HHS to Take 'Complaint-Driven' Enforcement Stance to Privacy Rule

Cathy Tokarski

November 01, 2002

Nov. 1, 2002 (Baltimore) — With less than six months until the federal medical privacy rule takes effect, doctors, hospitals, health plans and other "covered entities" that must comply with it are turning their attention to the steps the federal government will take to enforce the law. The sweeping rule, part of the Health Information Portability and Accountability Act (HIPAA), creates new privacy rights for patients' health information and requires covered entities to launch specific policies to protect that information.

Instead of taking an aggressive approach to identify and punish violators, the Department of Health and Human Service (HHS) will follow a "complaint-driven process" that emphasizes a voluntary resolution of problems, according to Richard M. Campanelli, director of HHS' Office of Civil Rights. The office is charged with enforcing the privacy rule, which takes effect on April 14, 2003, while the Centers for Medicare and Medicaid Services (CMS) will oversee compliance with the rest of HIPAA's rules and regulations.
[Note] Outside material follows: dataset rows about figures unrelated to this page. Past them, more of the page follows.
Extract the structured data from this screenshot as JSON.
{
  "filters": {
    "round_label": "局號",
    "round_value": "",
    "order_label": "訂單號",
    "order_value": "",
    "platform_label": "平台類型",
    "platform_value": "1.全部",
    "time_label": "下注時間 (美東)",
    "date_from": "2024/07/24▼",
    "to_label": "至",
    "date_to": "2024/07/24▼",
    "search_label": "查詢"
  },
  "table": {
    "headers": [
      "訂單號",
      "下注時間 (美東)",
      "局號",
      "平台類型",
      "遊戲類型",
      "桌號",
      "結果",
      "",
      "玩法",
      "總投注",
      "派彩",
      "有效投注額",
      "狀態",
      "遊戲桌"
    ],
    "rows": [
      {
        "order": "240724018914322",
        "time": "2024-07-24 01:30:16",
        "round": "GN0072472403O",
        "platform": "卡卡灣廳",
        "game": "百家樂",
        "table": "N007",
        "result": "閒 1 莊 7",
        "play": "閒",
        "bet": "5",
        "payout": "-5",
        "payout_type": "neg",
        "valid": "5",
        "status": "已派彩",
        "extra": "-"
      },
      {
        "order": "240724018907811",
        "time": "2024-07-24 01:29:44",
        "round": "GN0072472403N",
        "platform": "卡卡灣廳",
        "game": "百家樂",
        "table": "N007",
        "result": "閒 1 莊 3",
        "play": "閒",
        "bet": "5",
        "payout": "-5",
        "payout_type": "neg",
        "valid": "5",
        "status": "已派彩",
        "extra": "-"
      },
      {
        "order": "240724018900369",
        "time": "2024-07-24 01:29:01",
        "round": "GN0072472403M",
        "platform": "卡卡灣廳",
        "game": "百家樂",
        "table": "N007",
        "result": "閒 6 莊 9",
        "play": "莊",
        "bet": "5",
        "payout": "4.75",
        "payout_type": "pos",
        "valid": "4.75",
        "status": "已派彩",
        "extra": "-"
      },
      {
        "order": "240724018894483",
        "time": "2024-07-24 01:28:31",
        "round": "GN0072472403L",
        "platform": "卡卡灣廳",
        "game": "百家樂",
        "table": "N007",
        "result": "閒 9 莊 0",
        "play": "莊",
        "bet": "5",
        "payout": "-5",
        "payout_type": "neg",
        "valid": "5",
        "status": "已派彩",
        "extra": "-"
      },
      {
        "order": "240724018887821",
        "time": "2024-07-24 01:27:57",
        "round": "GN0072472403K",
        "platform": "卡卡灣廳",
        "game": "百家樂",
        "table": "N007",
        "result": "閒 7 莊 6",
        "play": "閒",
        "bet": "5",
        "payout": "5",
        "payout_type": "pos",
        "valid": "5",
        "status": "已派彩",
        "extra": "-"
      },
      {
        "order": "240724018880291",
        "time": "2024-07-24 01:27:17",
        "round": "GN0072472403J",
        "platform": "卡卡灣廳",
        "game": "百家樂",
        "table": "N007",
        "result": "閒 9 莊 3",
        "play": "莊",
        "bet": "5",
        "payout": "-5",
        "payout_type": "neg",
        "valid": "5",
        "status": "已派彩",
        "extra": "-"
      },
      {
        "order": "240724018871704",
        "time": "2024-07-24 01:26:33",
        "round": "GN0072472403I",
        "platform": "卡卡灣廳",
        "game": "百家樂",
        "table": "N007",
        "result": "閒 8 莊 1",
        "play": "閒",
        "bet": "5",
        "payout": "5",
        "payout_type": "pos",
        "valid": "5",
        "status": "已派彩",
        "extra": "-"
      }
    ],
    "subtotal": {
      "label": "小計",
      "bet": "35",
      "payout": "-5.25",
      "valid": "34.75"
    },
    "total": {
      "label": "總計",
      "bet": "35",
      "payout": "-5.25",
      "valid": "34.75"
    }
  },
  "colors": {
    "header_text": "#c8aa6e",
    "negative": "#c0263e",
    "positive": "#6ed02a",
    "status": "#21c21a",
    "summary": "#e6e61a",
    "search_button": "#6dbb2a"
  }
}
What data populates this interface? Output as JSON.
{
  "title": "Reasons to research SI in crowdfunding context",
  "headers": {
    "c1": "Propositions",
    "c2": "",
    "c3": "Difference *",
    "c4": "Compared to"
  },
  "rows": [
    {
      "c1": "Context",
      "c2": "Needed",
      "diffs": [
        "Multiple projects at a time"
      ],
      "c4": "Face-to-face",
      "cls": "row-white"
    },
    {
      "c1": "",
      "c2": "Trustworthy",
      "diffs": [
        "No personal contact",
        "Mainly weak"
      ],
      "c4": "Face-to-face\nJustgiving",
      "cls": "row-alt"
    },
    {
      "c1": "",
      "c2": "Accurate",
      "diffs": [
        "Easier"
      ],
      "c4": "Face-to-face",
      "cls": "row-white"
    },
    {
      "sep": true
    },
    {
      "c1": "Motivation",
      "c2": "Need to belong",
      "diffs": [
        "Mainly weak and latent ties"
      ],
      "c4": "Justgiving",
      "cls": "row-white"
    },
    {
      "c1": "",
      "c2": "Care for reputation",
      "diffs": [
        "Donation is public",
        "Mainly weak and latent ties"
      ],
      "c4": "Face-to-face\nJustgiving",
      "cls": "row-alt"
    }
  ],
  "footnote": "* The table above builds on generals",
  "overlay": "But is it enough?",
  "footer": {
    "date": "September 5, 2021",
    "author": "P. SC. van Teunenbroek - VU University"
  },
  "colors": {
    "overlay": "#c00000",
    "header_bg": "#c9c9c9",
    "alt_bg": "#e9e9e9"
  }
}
If, for example, a healthcare provider refuses to let a patient view or correct his or her medical records — a violation of new patient privacy rights — HHS will "contact the covered entity and attempt to engage them to achieve voluntary resolution" of the problem, Campanelli told attendees of the Fifth National HIPAA Summit here yesterday. If the problem is resolved, "that is likely to be the end of it," he said.

The law allows HHS to impose civil monetary penalties for violations that can reach as high as $25,000 in a calendar year. However, Campanelli emphasized that such fines will be reserved for cases in which a covered entity does not make a "good faith" effort to correct a violation. More serious penalties, including imprisonment, could result from criminal offenses of the law, such as selling protected health information.

Campanelli said the revisions to the privacy rule, released on Aug. 14, attempted to "improve the workability of the rule" by making patient consent voluntary instead of mandatory, clarifying the rules for marketing uses of health information, and permitting individual uses and disclosure with certain safeguards.

Despite these changes, many questions remained among attendees about exactly how to proceed with crafting privacy policies. In response to a question from a Medicaid health maintenance organization director about how to write a privacy policy notification that could be understood by someone with a fourth-grade reading ability, Campanelli conceded the task was a challenge. "There is a lot of complicated stuff to reduce into a notice," he said.

Fifth National HIPAA Summit. Presented Oct. 31, 2002.